Camminando in questi spazi giganteschi, dove le volte delle gallerie vanno dagli 8 ai 12 metri di altezza e sono puntellate da chiodi lunghi 5 metri che tengono ferme le placche di dolomia e argilla sovrastanti, si perde facilmente il senso del tempo e dello spazio (la rete cellulare, naturalmente, qui non arriva), oltre a quello dell’orientamento. Non è semplice immaginare, in questo cantiere in cui la polvere argillosa e bianchissima macchia le suole delle scarpe e in cui si può entrare solo armati di caschetto, di poter vedere delle stanze asettiche e ultra tecnologiche come quelle che una 70ina di persone in tutto (tra operai e tecnici) dovranno costruire nel prossimi mesi.

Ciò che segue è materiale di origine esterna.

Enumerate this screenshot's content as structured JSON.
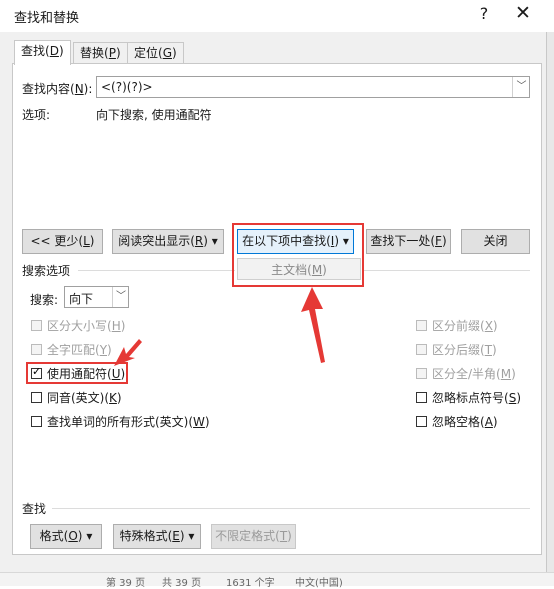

Ma Roberto Covi di Covi Costruzioni (consigliere di amministrazione di Tdm), che della miniera di Tassullo conosce ogni anfratto, è pronto a dimostrare il contrario. Arrivato davanti a un’enorme porta isolante, digita un codice su un tastierino numerico. La porta si spalanca, rivelando un tesoro incredibile: una fila interminabile di cassette, alte fino al soffitto, che contengono 2,5 milioni di bottiglie di vino Trento Doc. «Quando scaviamo per estrarre la dolomia, lo facciamo già con l’idea di riutilizzare gli spazi che andiamo a creare. È qualcosa reso possibile dall’autonomia della provincia di Trento», racconta, «e i clienti del nostro territorio che scelgono di affittare questi spazi hanno un grande risparmio in termini energetici». È come trovarsi in un’enorme cantina, asciutta e fresca tutto l’anno. La polvere non c’è, visto che sulle pareti è stato spruzzato lo spritz beton, del calcestruzzo che evita il deterioramento della roccia pur mantenendone l’aspetto originario. Tanto che, oltre a 1.500 forme di Trentingrana, queste celle ipogee ospitano il prodotto locale per eccellenza della Val di Non, le mele Melinda. «Qui sotto ne vengono conservate già 40 mila tonnellate, ma si arriverà presto a 65 mila. Si mantengono anche per un anno», dice Covi, mentre i fari di tre tir Melinda illuminano le lunghe gallerie della miniera a poca distanza da noi. C’è chi azzarda che, in futuro, queste caverne artificiali potranno ospitare anche concerti ed eventi culturali. Quando, seguendo i cartelli stradali che permettono di orientarsi nel dedalo dei tunnel, riemergiamo dal mondo sotterraneo, le splendide montagne del Trentino sono lì ad attenderci. E dopo esserci entrati dentro, ora incutono più rispetto di prima.